Playing to strengths
According to the Myers Briggs tests, introverts get their energy from time spent alone; extroverts are energized by being around other people.
“Introverts think first and talk later. They’re more reserved, show less facial expression, focus on depth rather than breadth and aren’t always easy to read,” said Kahnweiler, author of “The Introverted Leader: Building on Your Quiet Strength.” “Being good listeners and thought-processors make them strong leaders, but other characteristics may hold them back.”
The key is learning to play to your strengths and manage the qualities that could hinder career progression.
“Introverts tend to undersell themselves,” Kahnweiler said. “Careers are made or broken by what people know about you. If your boss is the only one who knows what you are doing, you may be working harder, not smarter.”
She suggests that introverts present reports more often, volunteer to mentor others, tell people about work successes and copy relevant people on e-mails about work progress and accomplishments.
“Practice marketing yourself and push yourself to do more networking or to speak up in a meeting,” Kahnweiler said. “You have to educate your stakeholders.”
Ramsey-Coleman advises novice leaders to take baby steps.
“Take on a voluntary role or look for ways to partner with another to lead an initiative,” she said. “I started learning to lead by becoming president of my student nurse association in college. As a young leader, I found it difficult being in meetings, so I used humor to get my point across.”
Making words count
Her boss, Denise Swords, senior vice president of operations at Children’s Healthcare of Atlanta, is also an introvert and may not say a word during meetings.
“People know that she’s listening and formulating an opinion, and when she does speak, the room gets quiet,” Ramsey- Coleman said.
Attending meetings can be a challenge for introverts.
“Introverts can suffer from people exhaustion.
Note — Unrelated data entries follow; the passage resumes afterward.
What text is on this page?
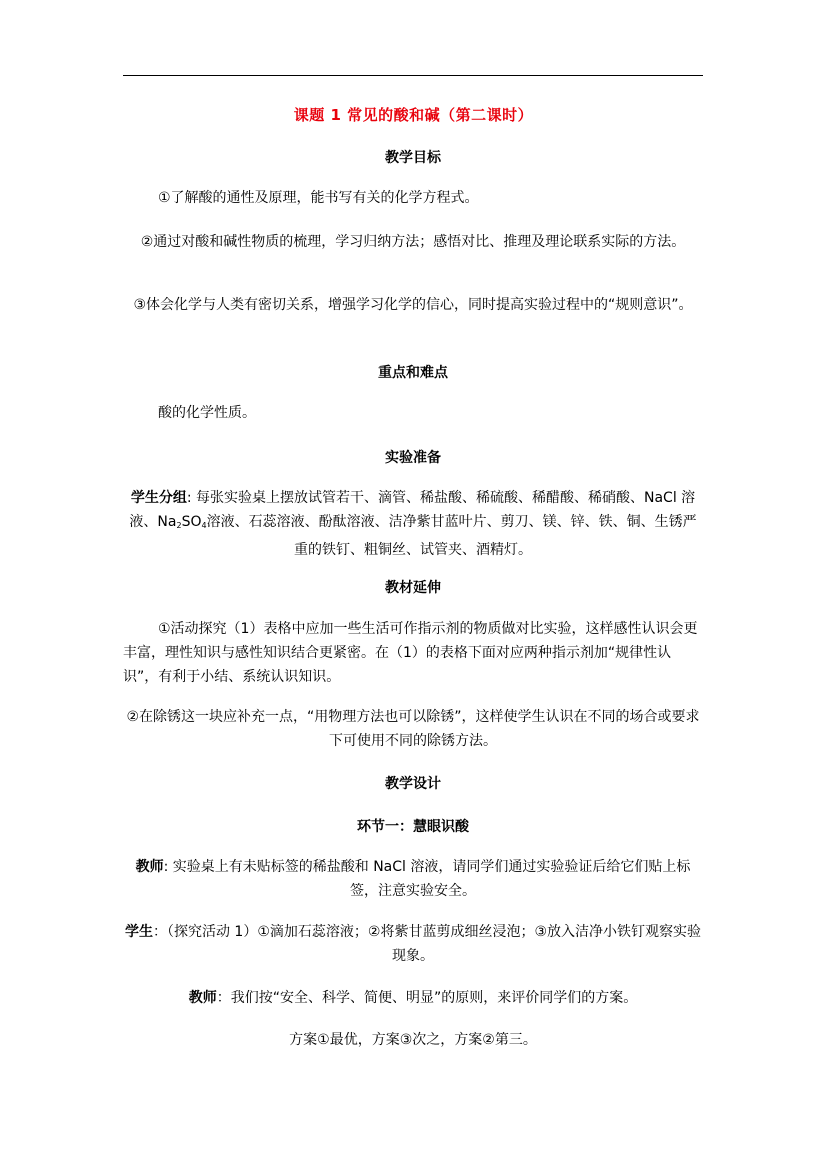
课题 1 常见的酸和碱（第二课时）
教学目标
①了解酸的通性及原理，能书写有关的化学方程式。
②通过对酸和碱性物质的梳理，学习归纳方法；感悟对比、推理及理论联系实际的方法。
③体会化学与人类有密切关系，增强学习化学的信心，同时提高实验过程中的“规则意识”。
重点和难点
酸的化学性质。
实验准备
学生分组: 每张实验桌上摆放试管若干、滴管、稀盐酸、稀硫酸、稀醋酸、稀硝酸、NaCl 溶液、$Na_2SO_4$溶液、石蕊溶液、酚酞溶液、洁净紫甘蓝叶片、剪刀、镁、锌、铁、铜、生锈严重的铁钉、粗铜丝、试管夹、酒精灯。
教材延伸
①活动探究（1）表格中应加一些生活可作指示剂的物质做对比实验，这样感性认识会更丰富，理性知识与感性知识结合更紧密。在（1）的表格下面对应两种指示剂加“规律性认识”，有利于小结、系统认识知识。
②在除锈这一块应补充一点，“用物理方法也可以除锈”，这样使学生认识在不同的场合或要求下可使用不同的除锈方法。
教学设计
环节一：慧眼识酸
教师: 实验桌上有未贴标签的稀盐酸和 NaCl 溶液，请同学们通过实验验证后给它们贴上标签，注意实验安全。
学生：（探究活动 1）①滴加石蕊溶液；②将紫甘蓝剪成细丝浸泡；③放入洁净小铁钉观察实验现象。
教师：我们按“安全、科学、简便、明显”的原则，来评价同学们的方案。
方案①最优，方案③次之，方案②第三。
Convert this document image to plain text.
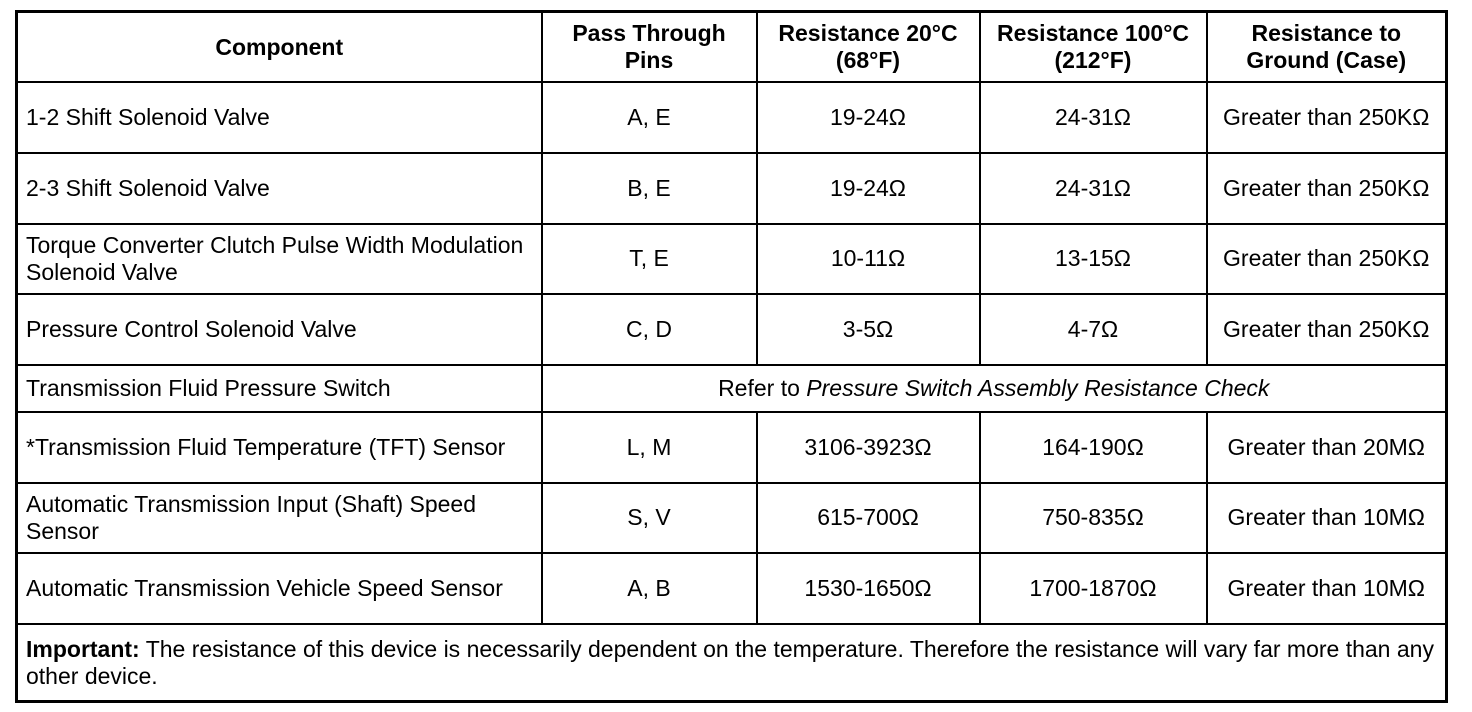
Component	Pass Through Pins	Resistance 20°C (68°F)	Resistance 100°C (212°F)	Resistance to Ground (Case)
1-2 Shift Solenoid Valve	A, E	19-24Ω	24-31Ω	Greater than 250KΩ
2-3 Shift Solenoid Valve	B, E	19-24Ω	24-31Ω	Greater than 250KΩ
Torque Converter Clutch Pulse Width Modulation Solenoid Valve	T, E	10-11Ω	13-15Ω	Greater than 250KΩ
Pressure Control Solenoid Valve	C, D	3-5Ω	4-7Ω	Greater than 250KΩ
Transmission Fluid Pressure Switch	Refer to Pressure Switch Assembly Resistance Check			
*Transmission Fluid Temperature (TFT) Sensor	L, M	3106-3923Ω	164-190Ω	Greater than 20MΩ
Automatic Transmission Input (Shaft) Speed Sensor	S, V	615-700Ω	750-835Ω	Greater than 10MΩ
Automatic Transmission Vehicle Speed Sensor	A, B	1530-1650Ω	1700-1870Ω	Greater than 10MΩ
Important: The resistance of this device is necessarily dependent on the temperature. Therefore the resistance will vary far more than any other device.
They can be overwhelmed by too many meetings or conferences,” Kahnweiler said.
She suggests that introverts build quiet time into their schedules.
“Come in early to be alone or stay late to process your thoughts,” she said. “Take a short break outside to breathe and get inside your head.”
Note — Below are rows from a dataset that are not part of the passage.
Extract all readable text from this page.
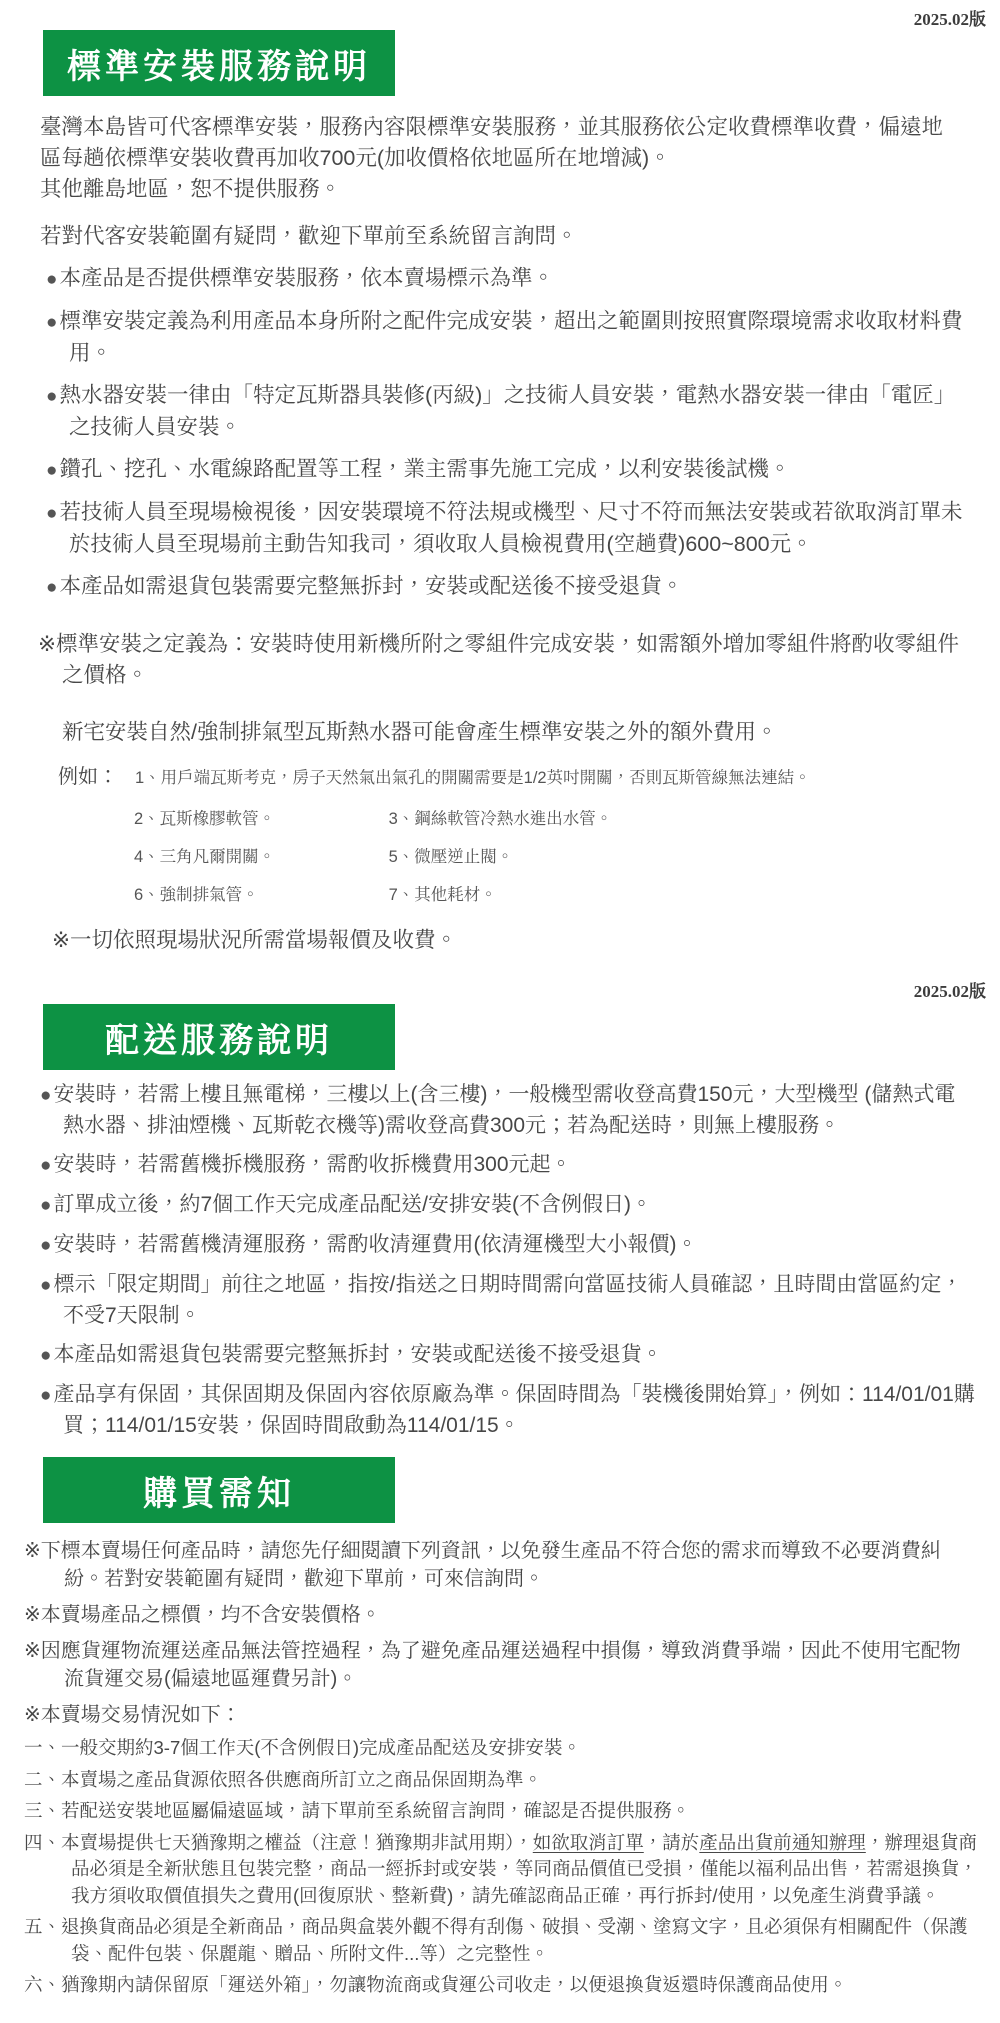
2025.02版
標準安裝服務說明
臺灣本島皆可代客標準安裝，服務內容限標準安裝服務，並其服務依公定收費標準收費，偏遠地區每趟依標準安裝收費再加收700元(加收價格依地區所在地增減)。
其他離島地區，恕不提供服務。
若對代客安裝範圍有疑問，歡迎下單前至系統留言詢問。
●本產品是否提供標準安裝服務，依本賣場標示為準。
●標準安裝定義為利用產品本身所附之配件完成安裝，超出之範圍則按照實際環境需求收取材料費用。
●熱水器安裝一律由「特定瓦斯器具裝修(丙級)」之技術人員安裝，電熱水器安裝一律由「電匠」之技術人員安裝。
●鑽孔、挖孔、水電線路配置等工程，業主需事先施工完成，以利安裝後試機。
●若技術人員至現場檢視後，因安裝環境不符法規或機型、尺寸不符而無法安裝或若欲取消訂單未於技術人員至現場前主動告知我司，須收取人員檢視費用(空趟費)600~800元。
●本產品如需退貨包裝需要完整無拆封，安裝或配送後不接受退貨。
※標準安裝之定義為：安裝時使用新機所附之零組件完成安裝，如需額外增加零組件將酌收零組件之價格。
新宅安裝自然/強制排氣型瓦斯熱水器可能會產生標準安裝之外的額外費用。
例如： 1、用戶端瓦斯考克，房子天然氣出氣孔的開關需要是1/2英吋開關，否則瓦斯管線無法連結。
2、瓦斯橡膠軟管。	3、鋼絲軟管冷熱水進出水管。
4、三角凡爾開關。	5、微壓逆止閥。
6、強制排氣管。	7、其他耗材。
※一切依照現場狀況所需當場報價及收費。
2025.02版
配送服務說明
●安裝時，若需上樓且無電梯，三樓以上(含三樓)，一般機型需收登高費150元，大型機型 (儲熱式電熱水器、排油煙機、瓦斯乾衣機等)需收登高費300元；若為配送時，則無上樓服務。
●安裝時，若需舊機拆機服務，需酌收拆機費用300元起。
●訂單成立後，約7個工作天完成產品配送/安排安裝(不含例假日)。
●安裝時，若需舊機清運服務，需酌收清運費用(依清運機型大小報價)。
●標示「限定期間」前往之地區，指按/指送之日期時間需向當區技術人員確認，且時間由當區約定，不受7天限制。
●本產品如需退貨包裝需要完整無拆封，安裝或配送後不接受退貨。
●產品享有保固，其保固期及保固內容依原廠為準。保固時間為「裝機後開始算」，例如：114/01/01購買；114/01/15安裝，保固時間啟動為114/01/15。
購買需知
※下標本賣場任何產品時，請您先仔細閱讀下列資訊，以免發生產品不符合您的需求而導致不必要消費糾紛。若對安裝範圍有疑問，歡迎下單前，可來信詢問。
※本賣場產品之標價，均不含安裝價格。
※因應貨運物流運送產品無法管控過程，為了避免產品運送過程中損傷，導致消費爭端，因此不使用宅配物流貨運交易(偏遠地區運費另計)。
※本賣場交易情況如下：
一、一般交期約3-7個工作天(不含例假日)完成產品配送及安排安裝。
二、本賣場之產品貨源依照各供應商所訂立之商品保固期為準。
三、若配送安裝地區屬偏遠區域，請下單前至系統留言詢問，確認是否提供服務。
四、本賣場提供七天猶豫期之權益（注意！猶豫期非試用期），如欲取消訂單，請於產品出貨前通知辦理，辦理退貨商品必須是全新狀態且包裝完整，商品一經拆封或安裝，等同商品價值已受損，僅能以福利品出售，若需退換貨，我方須收取價值損失之費用(回復原狀、整新費)，請先確認商品正確，再行拆封/使用，以免產生消費爭議。
五、退換貨商品必須是全新商品，商品與盒裝外觀不得有刮傷、破損、受潮、塗寫文字，且必須保有相關配件（保護袋、配件包裝、保麗龍、贈品、所附文件...等）之完整性。
六、猶豫期內請保留原「運送外箱」，勿讓物流商或貨運公司收走，以便退換貨返還時保護商品使用。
Coleman-Ramsey’s philosophy of being a “servant-leader” means she has about 2,000 nurses who tell her what to do every day. She balances that with quiet projects that give her energy.
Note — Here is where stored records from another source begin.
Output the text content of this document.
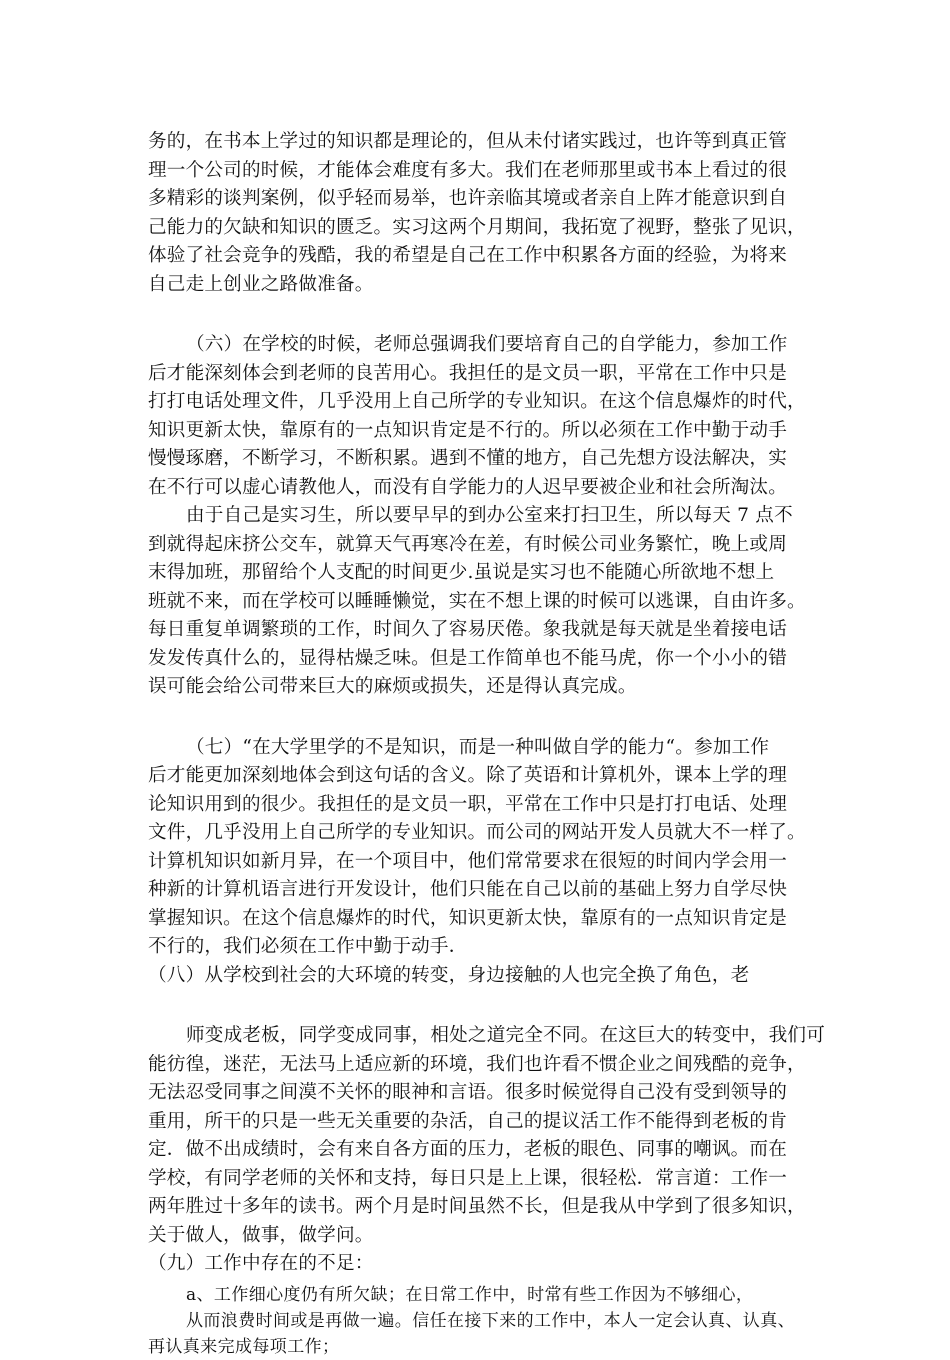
务的，在书本上学过的知识都是理论的，但从未付诸实践过，也许等到真正管
理一个公司的时候，才能体会难度有多大。我们在老师那里或书本上看过的很
多精彩的谈判案例，似乎轻而易举，也许亲临其境或者亲自上阵才能意识到自
己能力的欠缺和知识的匮乏。实习这两个月期间，我拓宽了视野，整张了见识，
体验了社会竞争的残酷，我的希望是自己在工作中积累各方面的经验，为将来
自己走上创业之路做准备。
（六）在学校的时候，老师总强调我们要培育自己的自学能力，参加工作
后才能深刻体会到老师的良苦用心。我担任的是文员一职，平常在工作中只是
打打电话处理文件，几乎没用上自己所学的专业知识。在这个信息爆炸的时代，
知识更新太快，靠原有的一点知识肯定是不行的。所以必须在工作中勤于动手
慢慢琢磨，不断学习，不断积累。遇到不懂的地方，自己先想方设法解决，实
在不行可以虚心请教他人，而没有自学能力的人迟早要被企业和社会所淘汰。
由于自己是实习生，所以要早早的到办公室来打扫卫生，所以每天 7 点不
到就得起床挤公交车，就算天气再寒冷在差，有时候公司业务繁忙，晚上或周
末得加班，那留给个人支配的时间更少.虽说是实习也不能随心所欲地不想上
班就不来，而在学校可以睡睡懒觉，实在不想上课的时候可以逃课，自由许多。
每日重复单调繁琐的工作，时间久了容易厌倦。象我就是每天就是坐着接电话
发发传真什么的，显得枯燥乏味。但是工作简单也不能马虎，你一个小小的错
误可能会给公司带来巨大的麻烦或损失，还是得认真完成。
（七）“在大学里学的不是知识，而是一种叫做自学的能力“。参加工作
后才能更加深刻地体会到这句话的含义。除了英语和计算机外，课本上学的理
论知识用到的很少。我担任的是文员一职，平常在工作中只是打打电话、处理
文件，几乎没用上自己所学的专业知识。而公司的网站开发人员就大不一样了。
计算机知识如新月异，在一个项目中，他们常常要求在很短的时间内学会用一
种新的计算机语言进行开发设计，他们只能在自己以前的基础上努力自学尽快
掌握知识。在这个信息爆炸的时代，知识更新太快，靠原有的一点知识肯定是
不行的，我们必须在工作中勤于动手．
（八）从学校到社会的大环境的转变，身边接触的人也完全换了角色，老
师变成老板，同学变成同事，相处之道完全不同。在这巨大的转变中，我们可
能彷徨，迷茫，无法马上适应新的环境，我们也许看不惯企业之间残酷的竞争，
无法忍受同事之间漠不关怀的眼神和言语。很多时候觉得自己没有受到领导的
重用，所干的只是一些无关重要的杂活，自己的提议活工作不能得到老板的肯
定．做不出成绩时，会有来自各方面的压力，老板的眼色、同事的嘲讽。而在
学校，有同学老师的关怀和支持，每日只是上上课，很轻松．常言道：工作一
两年胜过十多年的读书。两个月是时间虽然不长，但是我从中学到了很多知识，
关于做人，做事，做学问。
（九）工作中存在的不足：
a、工作细心度仍有所欠缺；在日常工作中，时常有些工作因为不够细心，
从而浪费时间或是再做一遍。信任在接下来的工作中，本人一定会认真、认真、
再认真来完成每项工作；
“I may be trimming bushes at 9 p.m. or organizing things or just reading at home,” she said.
It can take time and training to develop leadership qualities. Coleman-Ramsey joined several “Toastmaster-type” groups to improve her public speaking. She learned to process information faster so she can make timely decisions. She also has learned to increase face time with nurses and to start conversations.
“I try to remember what I know about the person and build from that, or I’ll ask about a specific patient or a general nursing question,” she said.
There are advantages to being an introvert in a leadership position.
“Introverts are better listeners than talkers, and that’s a valuable trait in today’s high-stress workplaces,” Kahnweiler said. “Workers want to be heard. They need leaders who can listen, exude calm and give thoughtful responses.”